The first equality is simply the first green identity. But what happened in the second equality? I cannot see the usage of the divergence theorem. For the divergence theore to be applied I should have the integral of the divergence of a vector field.
The step from the first to the second inequality is simply the application of the following vector identity (where $a=a(x)$ is a scalar function and $\mathbf{b}=\mathbf{b}(x)$ is a vector function): $$ \nabla\cdot(a\mathbf{b})=a\nabla\cdot\mathbf{b}+\nabla a\cdot\mathbf{b} $$ Then putting $a=u$ and $\mathbf{b}=\nabla\Phi$ you get $$ \nabla\cdot(u\nabla\Phi)=u\nabla\cdot\nabla\Phi+\nabla u\cdot\nabla\Phi\iff \nabla\Phi\cdot\nabla u=\nabla\cdot(u\nabla\Phi)-u\nabla\cdot\nabla\Phi\tag{1}\label{1} $$ Then, using \eqref{1} in the volume integral above, obtained from the first Green identity, i.e. $$ I_\epsilon(x)=\int_{V_\epsilon}\nabla_y\Phi(y-x)\cdot\nabla_y u(y)\mathrm{d}y, $$ and applying the divergence (Gauss-Green) theorem to the first one of the two integrals you get, you obtain the sought for result.
Edit.
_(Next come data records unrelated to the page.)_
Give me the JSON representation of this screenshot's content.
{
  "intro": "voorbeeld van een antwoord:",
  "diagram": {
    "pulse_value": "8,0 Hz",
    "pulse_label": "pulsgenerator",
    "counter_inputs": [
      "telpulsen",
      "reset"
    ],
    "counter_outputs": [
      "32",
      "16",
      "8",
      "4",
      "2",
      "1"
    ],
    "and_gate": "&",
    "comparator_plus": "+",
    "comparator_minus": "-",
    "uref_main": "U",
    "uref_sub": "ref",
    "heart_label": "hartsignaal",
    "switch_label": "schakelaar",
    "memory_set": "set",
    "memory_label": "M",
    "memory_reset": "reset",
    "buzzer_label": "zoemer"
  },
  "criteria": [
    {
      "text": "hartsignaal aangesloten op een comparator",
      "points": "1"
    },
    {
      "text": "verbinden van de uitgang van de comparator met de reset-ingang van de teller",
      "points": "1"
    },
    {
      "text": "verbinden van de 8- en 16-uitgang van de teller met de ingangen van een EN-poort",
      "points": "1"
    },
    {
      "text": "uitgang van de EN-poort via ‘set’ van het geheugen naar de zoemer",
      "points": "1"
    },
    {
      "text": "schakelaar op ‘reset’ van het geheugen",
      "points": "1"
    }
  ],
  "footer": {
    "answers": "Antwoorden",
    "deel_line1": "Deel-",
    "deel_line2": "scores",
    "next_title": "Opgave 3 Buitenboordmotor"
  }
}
In order to explain better my answer, I have added all the steps. Precisely, $$ \begin{split} I_\epsilon(x)&=\int_{V_\epsilon}\nabla_y\Phi(y-x)\cdot\nabla_y u(y)\mathrm{d}y\\ &=\int_{V_\epsilon}\Big[\nabla_y\cdot\big(u(y)\nabla_y\Phi(y-x)\big)-u(y)\nabla_y\cdot\nabla_y\Phi(y-x)\Big]\mathrm{d}y\\ &=\int_{V_\epsilon}\nabla_y\cdot\big(u(y)\nabla_y\Phi(x-y)\big)\mathrm{d}y- \int_{V_\epsilon}u(y)\Delta_y\Phi(y-x)\mathrm{d}y\end{split} $$ Now the first integral at the second side of the is the integral of the divergence of the vector field $y\mapsto u(y)\nabla_y\Phi(x-y)$, and applying to it the divergence (Gauss-Green) theorem we get $$ \begin{split} I_\epsilon(x)&=\int_{\partial V_\epsilon}u(y)\nabla_y\Phi(x-y)\cdot\nu_y\mathrm{d}S_y- \int_{V_\epsilon}u(y)\Delta_y\Phi(y-x)\mathrm{d}y\\ &=\int_{\partial V_\epsilon}\frac{\partial\Phi}{\partial\nu_y}(y-x)u(y)\mathrm{d}S_y- \int_{V_\epsilon}\Delta_y\Phi(y-x)u(y)\mathrm{d}y \end{split} $$